Y en la misma carta contra el trabajo que le escribe en 1986 a su primer editor dice: «Lo que duele es la pérdida constante de humanidad en aquellos que pelean para mantener trabajos que no quieren pero temen una alternativa peor. Pasa, simplemente, que las personas se vacían. Son cuerpos con mentes temerosas y obedientes. El color abandona sus ojos. La voz se afea. Y el cuerpo. El cabello. Las uñas. Los zapatos. Todo». No cuesta absolutamente nada encontrar aquí un paralelismo con la doctrina de Marx sobre la enajenación del trabajo, que expresa de la siguiente forma en sus Manuscritos de 1844: «El obrero es más pobre cuanta más riqueza produce, cuanto más crece su producción en potencia y en volumen. El trabajador se convierte en una mercancía tanto más barata cuantas más mercancías produce. La desvalorización del mundo humano crece en razón directa de la valorización del mundo de las cosas. El trabajo no sólo produce mercancías; se produce también a sí mismo y al obrero como mercancía, y justamente en la proporción en que produce mercancías en general.

(...) Hasta tal punto aparece la realización del trabajo como desrealización del trabajador, que éste es desrealizado hasta llegar a la muerte por inanición.
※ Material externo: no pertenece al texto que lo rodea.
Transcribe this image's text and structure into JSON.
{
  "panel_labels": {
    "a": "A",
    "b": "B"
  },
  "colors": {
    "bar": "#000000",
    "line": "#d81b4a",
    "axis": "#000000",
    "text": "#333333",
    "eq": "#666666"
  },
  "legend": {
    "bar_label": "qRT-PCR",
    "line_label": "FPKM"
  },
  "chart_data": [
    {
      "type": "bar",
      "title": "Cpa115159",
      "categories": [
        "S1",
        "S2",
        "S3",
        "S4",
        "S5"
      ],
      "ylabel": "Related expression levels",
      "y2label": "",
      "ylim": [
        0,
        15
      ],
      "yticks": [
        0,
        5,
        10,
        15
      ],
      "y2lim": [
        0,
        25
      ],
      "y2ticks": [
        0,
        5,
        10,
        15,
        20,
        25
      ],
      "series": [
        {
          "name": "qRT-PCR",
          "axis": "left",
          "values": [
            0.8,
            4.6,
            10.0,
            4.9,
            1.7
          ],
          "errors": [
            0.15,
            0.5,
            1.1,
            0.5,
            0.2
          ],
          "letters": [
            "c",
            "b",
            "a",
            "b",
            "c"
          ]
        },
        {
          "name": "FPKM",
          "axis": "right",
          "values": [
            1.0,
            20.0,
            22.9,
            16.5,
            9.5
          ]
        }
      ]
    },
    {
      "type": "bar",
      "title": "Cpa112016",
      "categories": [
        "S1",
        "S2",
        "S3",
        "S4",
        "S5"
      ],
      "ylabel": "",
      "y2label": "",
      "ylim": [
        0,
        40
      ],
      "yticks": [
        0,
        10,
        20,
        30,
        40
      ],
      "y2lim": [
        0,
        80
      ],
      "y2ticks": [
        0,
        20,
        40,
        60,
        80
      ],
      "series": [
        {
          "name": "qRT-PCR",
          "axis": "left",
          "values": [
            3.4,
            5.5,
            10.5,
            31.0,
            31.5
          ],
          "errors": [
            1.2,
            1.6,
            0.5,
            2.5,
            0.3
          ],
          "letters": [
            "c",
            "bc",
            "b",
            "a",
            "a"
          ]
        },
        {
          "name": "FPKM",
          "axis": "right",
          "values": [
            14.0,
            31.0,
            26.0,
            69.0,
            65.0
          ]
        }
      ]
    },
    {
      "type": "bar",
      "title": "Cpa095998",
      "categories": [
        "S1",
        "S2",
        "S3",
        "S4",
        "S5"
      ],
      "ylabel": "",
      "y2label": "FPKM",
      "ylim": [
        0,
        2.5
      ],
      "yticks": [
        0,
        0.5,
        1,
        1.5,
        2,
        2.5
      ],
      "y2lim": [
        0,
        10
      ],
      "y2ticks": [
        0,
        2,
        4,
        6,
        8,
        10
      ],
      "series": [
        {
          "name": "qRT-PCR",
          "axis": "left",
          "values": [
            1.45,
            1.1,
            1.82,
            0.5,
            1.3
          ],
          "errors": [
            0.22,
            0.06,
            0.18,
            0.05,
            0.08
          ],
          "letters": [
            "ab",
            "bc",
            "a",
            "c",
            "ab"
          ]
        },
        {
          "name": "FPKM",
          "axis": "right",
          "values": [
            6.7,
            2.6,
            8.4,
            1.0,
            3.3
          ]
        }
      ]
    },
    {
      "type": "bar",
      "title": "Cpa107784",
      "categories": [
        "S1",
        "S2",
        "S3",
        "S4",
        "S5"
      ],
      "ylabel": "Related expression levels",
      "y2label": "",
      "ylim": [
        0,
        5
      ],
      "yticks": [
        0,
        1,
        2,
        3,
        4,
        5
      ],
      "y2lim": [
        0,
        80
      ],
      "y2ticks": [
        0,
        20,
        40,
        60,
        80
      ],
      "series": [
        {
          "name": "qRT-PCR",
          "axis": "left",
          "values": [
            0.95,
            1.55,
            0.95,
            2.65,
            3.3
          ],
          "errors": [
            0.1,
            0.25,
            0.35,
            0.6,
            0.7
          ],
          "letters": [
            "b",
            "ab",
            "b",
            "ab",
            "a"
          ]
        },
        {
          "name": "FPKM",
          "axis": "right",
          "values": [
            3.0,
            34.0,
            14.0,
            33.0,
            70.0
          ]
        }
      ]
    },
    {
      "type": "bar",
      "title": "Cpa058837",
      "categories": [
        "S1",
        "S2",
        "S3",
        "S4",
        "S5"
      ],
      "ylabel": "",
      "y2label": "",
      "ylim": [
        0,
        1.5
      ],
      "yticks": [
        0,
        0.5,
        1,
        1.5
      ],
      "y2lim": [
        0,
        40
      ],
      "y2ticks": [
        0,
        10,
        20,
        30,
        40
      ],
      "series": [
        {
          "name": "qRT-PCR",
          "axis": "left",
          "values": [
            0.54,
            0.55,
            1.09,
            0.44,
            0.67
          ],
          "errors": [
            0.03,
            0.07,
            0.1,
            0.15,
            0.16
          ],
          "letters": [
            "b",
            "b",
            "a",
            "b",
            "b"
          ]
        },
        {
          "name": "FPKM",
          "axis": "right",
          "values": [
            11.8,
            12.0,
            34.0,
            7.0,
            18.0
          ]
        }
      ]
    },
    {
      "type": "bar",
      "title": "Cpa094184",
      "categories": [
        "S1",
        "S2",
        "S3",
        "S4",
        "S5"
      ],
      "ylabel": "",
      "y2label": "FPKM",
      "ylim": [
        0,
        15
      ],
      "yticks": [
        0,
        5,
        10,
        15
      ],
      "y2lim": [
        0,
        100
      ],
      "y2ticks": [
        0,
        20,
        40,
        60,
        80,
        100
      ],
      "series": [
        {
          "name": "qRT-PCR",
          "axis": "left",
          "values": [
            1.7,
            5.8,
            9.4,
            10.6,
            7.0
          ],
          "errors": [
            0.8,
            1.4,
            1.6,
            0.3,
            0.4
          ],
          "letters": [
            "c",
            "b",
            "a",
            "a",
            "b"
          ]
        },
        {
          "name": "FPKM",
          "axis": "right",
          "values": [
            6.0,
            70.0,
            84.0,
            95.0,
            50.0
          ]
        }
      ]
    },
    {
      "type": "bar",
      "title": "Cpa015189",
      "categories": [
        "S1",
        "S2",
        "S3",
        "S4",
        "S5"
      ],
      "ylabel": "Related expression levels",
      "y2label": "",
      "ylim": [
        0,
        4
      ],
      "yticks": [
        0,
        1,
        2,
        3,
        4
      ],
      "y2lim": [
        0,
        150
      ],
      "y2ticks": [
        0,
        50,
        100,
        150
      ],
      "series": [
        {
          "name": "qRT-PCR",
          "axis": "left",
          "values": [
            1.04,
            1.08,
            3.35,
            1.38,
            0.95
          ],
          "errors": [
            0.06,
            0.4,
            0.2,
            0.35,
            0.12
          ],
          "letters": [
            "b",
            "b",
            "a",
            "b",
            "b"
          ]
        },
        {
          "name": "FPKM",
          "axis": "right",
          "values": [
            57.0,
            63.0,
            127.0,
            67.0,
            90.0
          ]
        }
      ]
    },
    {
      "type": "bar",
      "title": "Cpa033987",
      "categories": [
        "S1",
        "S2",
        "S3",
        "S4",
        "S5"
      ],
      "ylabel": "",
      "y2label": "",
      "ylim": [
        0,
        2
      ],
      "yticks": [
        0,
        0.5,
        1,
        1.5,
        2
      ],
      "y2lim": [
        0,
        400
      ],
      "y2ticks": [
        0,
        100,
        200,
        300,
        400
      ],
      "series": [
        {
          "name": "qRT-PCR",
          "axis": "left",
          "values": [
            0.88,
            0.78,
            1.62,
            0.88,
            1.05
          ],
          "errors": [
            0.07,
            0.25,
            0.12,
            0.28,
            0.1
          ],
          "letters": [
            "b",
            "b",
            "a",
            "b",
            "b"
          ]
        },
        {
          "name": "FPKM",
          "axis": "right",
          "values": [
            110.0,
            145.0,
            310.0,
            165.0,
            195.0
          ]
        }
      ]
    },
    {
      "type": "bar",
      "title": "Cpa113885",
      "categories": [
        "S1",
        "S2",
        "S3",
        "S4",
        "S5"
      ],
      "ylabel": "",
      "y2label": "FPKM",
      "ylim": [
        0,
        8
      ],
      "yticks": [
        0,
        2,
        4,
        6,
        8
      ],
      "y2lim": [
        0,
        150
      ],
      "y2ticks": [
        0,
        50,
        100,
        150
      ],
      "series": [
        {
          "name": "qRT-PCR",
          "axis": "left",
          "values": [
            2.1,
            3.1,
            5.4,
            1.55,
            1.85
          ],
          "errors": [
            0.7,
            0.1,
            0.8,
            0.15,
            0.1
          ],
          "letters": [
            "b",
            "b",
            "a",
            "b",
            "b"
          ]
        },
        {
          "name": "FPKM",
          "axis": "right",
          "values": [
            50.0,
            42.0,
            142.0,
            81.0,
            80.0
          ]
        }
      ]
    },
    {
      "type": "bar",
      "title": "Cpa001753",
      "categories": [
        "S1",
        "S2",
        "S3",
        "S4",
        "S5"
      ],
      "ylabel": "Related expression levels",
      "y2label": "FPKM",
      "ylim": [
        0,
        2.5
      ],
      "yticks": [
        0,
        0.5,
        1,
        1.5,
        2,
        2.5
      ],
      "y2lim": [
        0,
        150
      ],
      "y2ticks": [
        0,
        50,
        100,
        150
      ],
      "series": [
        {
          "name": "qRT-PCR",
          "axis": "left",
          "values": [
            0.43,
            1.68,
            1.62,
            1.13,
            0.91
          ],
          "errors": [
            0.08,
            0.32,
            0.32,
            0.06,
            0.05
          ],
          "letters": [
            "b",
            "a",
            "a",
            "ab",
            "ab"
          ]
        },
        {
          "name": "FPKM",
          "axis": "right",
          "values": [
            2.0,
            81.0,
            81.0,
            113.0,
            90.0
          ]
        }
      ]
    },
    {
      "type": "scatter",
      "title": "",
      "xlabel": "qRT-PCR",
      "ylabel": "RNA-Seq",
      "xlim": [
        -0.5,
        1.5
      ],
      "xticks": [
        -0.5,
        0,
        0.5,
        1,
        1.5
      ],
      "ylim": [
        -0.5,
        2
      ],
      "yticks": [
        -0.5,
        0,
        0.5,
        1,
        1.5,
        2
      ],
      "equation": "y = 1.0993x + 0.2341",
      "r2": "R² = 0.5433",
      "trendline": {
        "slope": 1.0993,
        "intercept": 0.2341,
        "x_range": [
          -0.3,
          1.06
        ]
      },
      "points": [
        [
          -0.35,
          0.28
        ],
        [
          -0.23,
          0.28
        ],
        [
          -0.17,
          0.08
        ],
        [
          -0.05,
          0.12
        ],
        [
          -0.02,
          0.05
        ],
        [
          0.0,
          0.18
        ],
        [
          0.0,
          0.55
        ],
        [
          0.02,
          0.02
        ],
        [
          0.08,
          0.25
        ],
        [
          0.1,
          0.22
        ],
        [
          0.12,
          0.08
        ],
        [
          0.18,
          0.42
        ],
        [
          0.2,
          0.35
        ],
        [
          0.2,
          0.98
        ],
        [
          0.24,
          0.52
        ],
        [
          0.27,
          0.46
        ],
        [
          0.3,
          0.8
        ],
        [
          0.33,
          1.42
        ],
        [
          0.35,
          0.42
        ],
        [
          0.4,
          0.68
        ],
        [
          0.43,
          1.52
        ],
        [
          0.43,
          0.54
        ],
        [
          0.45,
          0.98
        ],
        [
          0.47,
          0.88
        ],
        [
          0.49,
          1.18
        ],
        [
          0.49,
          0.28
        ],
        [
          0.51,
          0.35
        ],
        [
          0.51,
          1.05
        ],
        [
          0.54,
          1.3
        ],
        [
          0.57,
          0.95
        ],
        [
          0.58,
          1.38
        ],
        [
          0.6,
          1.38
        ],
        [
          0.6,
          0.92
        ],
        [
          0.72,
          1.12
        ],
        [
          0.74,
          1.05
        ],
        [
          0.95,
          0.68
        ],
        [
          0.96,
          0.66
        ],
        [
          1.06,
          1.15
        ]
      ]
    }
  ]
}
La objetivación aparece hasta tal punto como perdida del objeto que el trabajador se ve privado de los objetos más necesarios no sólo para la vida, sino incluso para el trabajo. Es más, el trabajo mismo se convierte en un objeto del que el trabajador sólo puede apoderarse con el mayor esfuerzo y las más extraordinarias interrupciones. La apropiación del objeto aparece en tal medida como extrañamiento, que cuantos más objetos produce el trabajador, tantos menos alcanza a poseer y tanto mas sujeto queda a la dominación de su producto, es decir, del capital».

No se puede leer a Bukowski fuera de su misoginia, porque ésta no es únicamente circunstancial en su obra, pero ni mucho menos puede leerse a Bukowski fuera de esta crítica que realiza conscientemente sobre el capital. Bukowski pudo escribir su obra, en primer lugar, no porque se emborrachase en exceso, porque fornicase de vez en cuando, porque apostase en hipódromos o se vomitase encima un par de veces a la semana. Bukowski pudo escribir su obra porque fue, ante todo, un desgraciado, un paria, un humilde desarraigado ajeno a la felicidad de este mundo. Un desgraciado consciente de las ataduras que sus circunstancias políticas le imponían. Y no meramente un poeta maldito reducido a gestos vacuos.